I drove into St. Paul and left my truck in a park to explore the city on bike. I know this sounds a lot like yesterday's post, but rather in the other twin city. However, I assure you that yes it was pretty much exactly the same, except for the fact that I had a Chipotle burrito for lunch making the day totally different.

After reading on the river for a while and conversing with some new friends, I packed up and headed down to Cannon Falls to stay with Andrew Holloway and his wife Stephanie. Andrew and I played football together at PLU, Stephanie didn't quite make the team. It was much fun to hang out and laugh at stupid things and eat good food.
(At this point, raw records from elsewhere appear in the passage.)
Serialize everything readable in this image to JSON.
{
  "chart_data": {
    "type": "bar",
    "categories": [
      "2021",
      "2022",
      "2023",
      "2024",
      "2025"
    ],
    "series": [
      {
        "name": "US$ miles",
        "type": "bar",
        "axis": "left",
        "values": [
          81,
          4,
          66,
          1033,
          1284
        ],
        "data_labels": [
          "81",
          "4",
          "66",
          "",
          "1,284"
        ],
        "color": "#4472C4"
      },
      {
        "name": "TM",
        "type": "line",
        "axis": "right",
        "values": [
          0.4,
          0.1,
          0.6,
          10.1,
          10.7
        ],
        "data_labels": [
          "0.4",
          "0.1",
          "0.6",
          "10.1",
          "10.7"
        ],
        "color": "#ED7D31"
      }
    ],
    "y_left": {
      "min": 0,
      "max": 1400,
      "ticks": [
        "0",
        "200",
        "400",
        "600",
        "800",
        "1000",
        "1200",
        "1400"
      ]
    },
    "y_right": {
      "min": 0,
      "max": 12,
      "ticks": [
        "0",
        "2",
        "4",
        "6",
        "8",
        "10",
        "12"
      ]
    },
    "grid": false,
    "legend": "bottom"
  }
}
Some of the simple joys of my visit came from the stories these two west coasters had about their adjustment to Midwest life. Tatertot hot dish anyone? And from dubunking Waterworld. Here's our criteria: 1) You'd think that if it took hundreds (thousands?) of years for the earth to turn into an ocean, in that time wouldn't all the inhabitants of Waterworld lose their southern accents. 2) If the Earth is all water, why is everybody so dirty all the time? I'm sure the conversation is open to suggestions and theories.



St. Paul from that park I left my truck at.